Open Mr-Kanister opened 2 years ago
@Mr-Kanister @laurent22 can i work on it ?
Sorry for the late answer. Yes, you can work on it, I can't commit since I do not know this language yet :)
hi @Mr-Kanister, I am not able to reproduce the bug, I am using Okular (pdf viewer)(in ubuntu) though, It is working fine. which pdf viewer you are using cc @laurent22
I am able to successfully reproduce this on Ubuntu 20.04. Copying the link I can see that the PDF is there, but the viewer is not able to open it (offline/online). I'll try to dig deeper into it.
@Mr-Kanister It'd be really helpful if you could mention the PDF Viewer you are using.
@Mr-Kanister @laurent22 Looks like an issue with how Electron implements printing to PDF really since contents.printToPDF()
is called under the hood and everything is handled there so it depends the pdfData
returned in the InterOpServiceHelper
. Assuming the returned pdfData
is not modified after, this seems really an Electron issue more than a Joplin issue. I'll try to find more about the issue and report that soon, maybe with a possible fix (tweaking the options may help maybe?).
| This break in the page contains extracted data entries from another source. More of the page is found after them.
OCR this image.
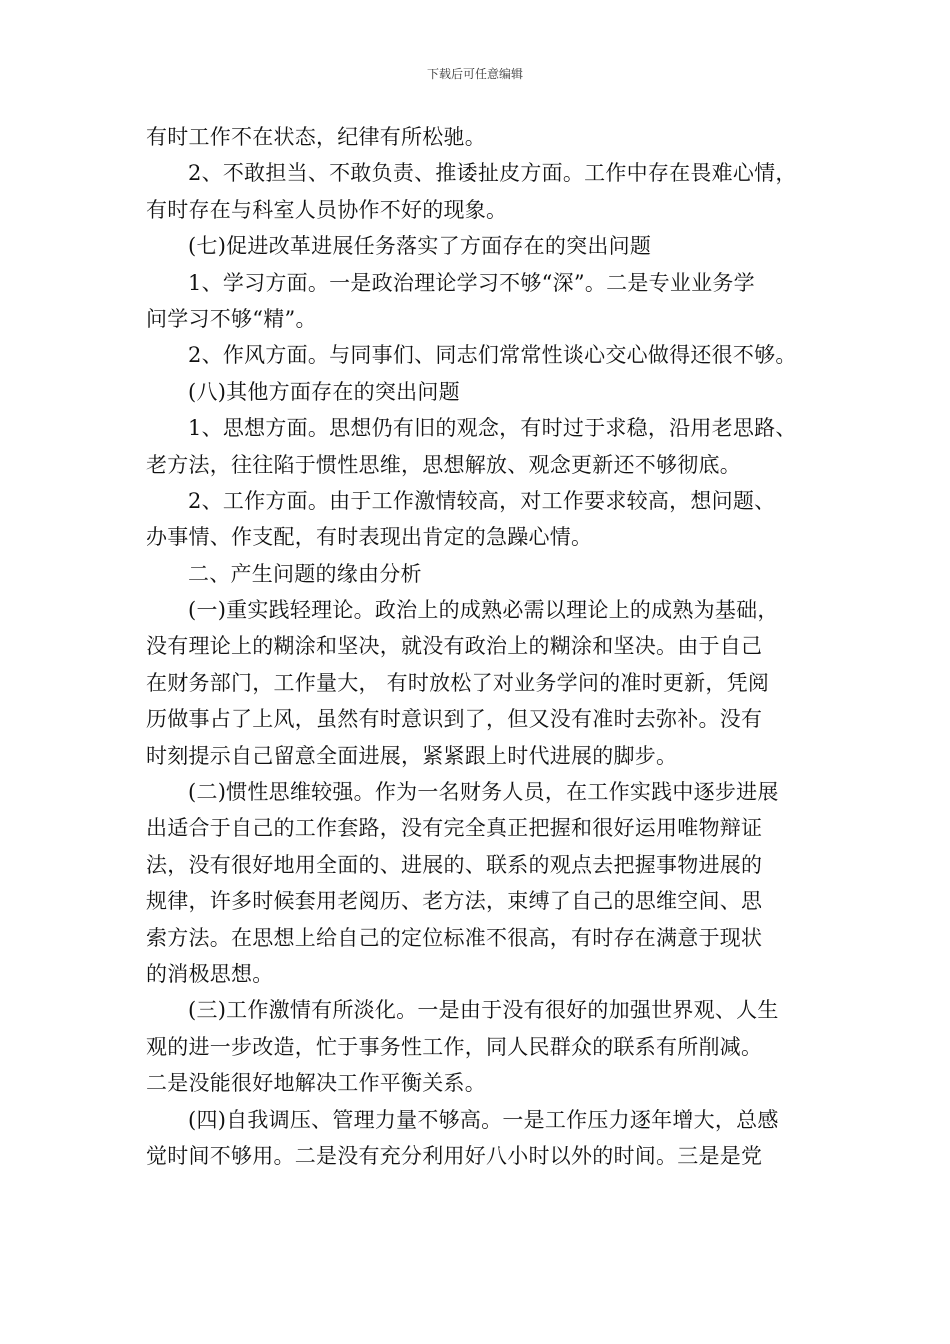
下载后可任意编辑
有时工作不在状态，纪律有所松驰。
2、不敢担当、不敢负责、推诿扯皮方面。工作中存在畏难心情，
有时存在与科室人员协作不好的现象。
(七)促进改革进展任务落实了方面存在的突出问题
1、学习方面。一是政治理论学习不够“深”。二是专业业务学
问学习不够“精”。
2、作风方面。与同事们、同志们常常性谈心交心做得还很不够。
(八)其他方面存在的突出问题
1、思想方面。思想仍有旧的观念，有时过于求稳，沿用老思路、
老方法，往往陷于惯性思维，思想解放、观念更新还不够彻底。
2、工作方面。由于工作激情较高，对工作要求较高，想问题、
办事情、作支配，有时表现出肯定的急躁心情。
二、产生问题的缘由分析
(一)重实践轻理论。政治上的成熟必需以理论上的成熟为基础，
没有理论上的糊涂和坚决，就没有政治上的糊涂和坚决。由于自己
在财务部门，工作量大， 有时放松了对业务学问的准时更新，凭阅
历做事占了上风，虽然有时意识到了，但又没有准时去弥补。没有
时刻提示自己留意全面进展，紧紧跟上时代进展的脚步。
(二)惯性思维较强。作为一名财务人员，在工作实践中逐步进展
出适合于自己的工作套路，没有完全真正把握和很好运用唯物辩证
法，没有很好地用全面的、进展的、联系的观点去把握事物进展的
规律，许多时候套用老阅历、老方法，束缚了自己的思维空间、思
索方法。在思想上给自己的定位标准不很高，有时存在满意于现状
的消极思想。
(三)工作激情有所淡化。一是由于没有很好的加强世界观、人生
观的进一步改造，忙于事务性工作，同人民群众的联系有所削减。
二是没能很好地解决工作平衡关系。
(四)自我调压、管理力量不够高。一是工作压力逐年增大，总感
觉时间不够用。二是没有充分利用好八小时以外的时间。三是是党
hi @kshitij86, can you specifies the pdf viewer you are using.
I really don't think there is any issue with contents.printToPDF()
,I might be wrong, but in different pdf viewer it is behaving differently eg: Okular pdf viewer it is working fine, I guess it depend on PDF Viewer that is is capable to inserting a pdf or not
Okay, Hi!
I have now tested it again with three pdf viewers and got partly different results: on Windows 10 with Sumatra PDF v3.3.3 I cannot open the pdf by clicking, but I can right-click and copy a link, enter it in Firefox and so read the file. Exactly the same happens in Okular v20.12.3 under Debian Bullseye. Again on Windows 10, I can click the link directly in the PDF Annotator and am redirected to Firefox. However, when I open the parent pdf directly in Firefox, there is no link to click or copy.
This pdf link to copy is virtually the plain pdf file and in my individual case is about three million characters long. If I want to paste this somewhere, my PC first has to calculate for a very long time and Firefox becomes altogether very jerky. In Kate, I can't even highlight any of this string without my PC having to calculate for ten seconds.
I think it's very likely that this is not the fault of Joplin but of Electron, but still this behaviour is at least annoying....How should we proceed, is this bug report out of place here?
Greetings!
@Mr-Kanister While I think @laurent22 might be able to better guide us on this issue, it works in some means it may also be how the PDF viewers handle opening the file.
any updates on this issue ?
Can i work on this project to find and remove some bugs.
Can i work on this project to find and remove some bugs.
You can of course but try to understand and replicate the issue first
I was able to regenerate this issue, IMO the most reasonable solution is to make the links appear as hyperlinks, but not clickable, and of course, not include the linked media(file, pdf, images, etc) in the pdf package, what do you think?
IMO the most reasonable solution is to make the links appear as hyperlinks, but not clickable
The PDFs are embedded in the document so ideally if you click on the link it would open that embedded PDF. But I don't know if that's even possible. Maybe the task is to investigate first if it can be done at all. If it cannot, then we shouldn't embed the PDFs to begin with, and indeed disable the links.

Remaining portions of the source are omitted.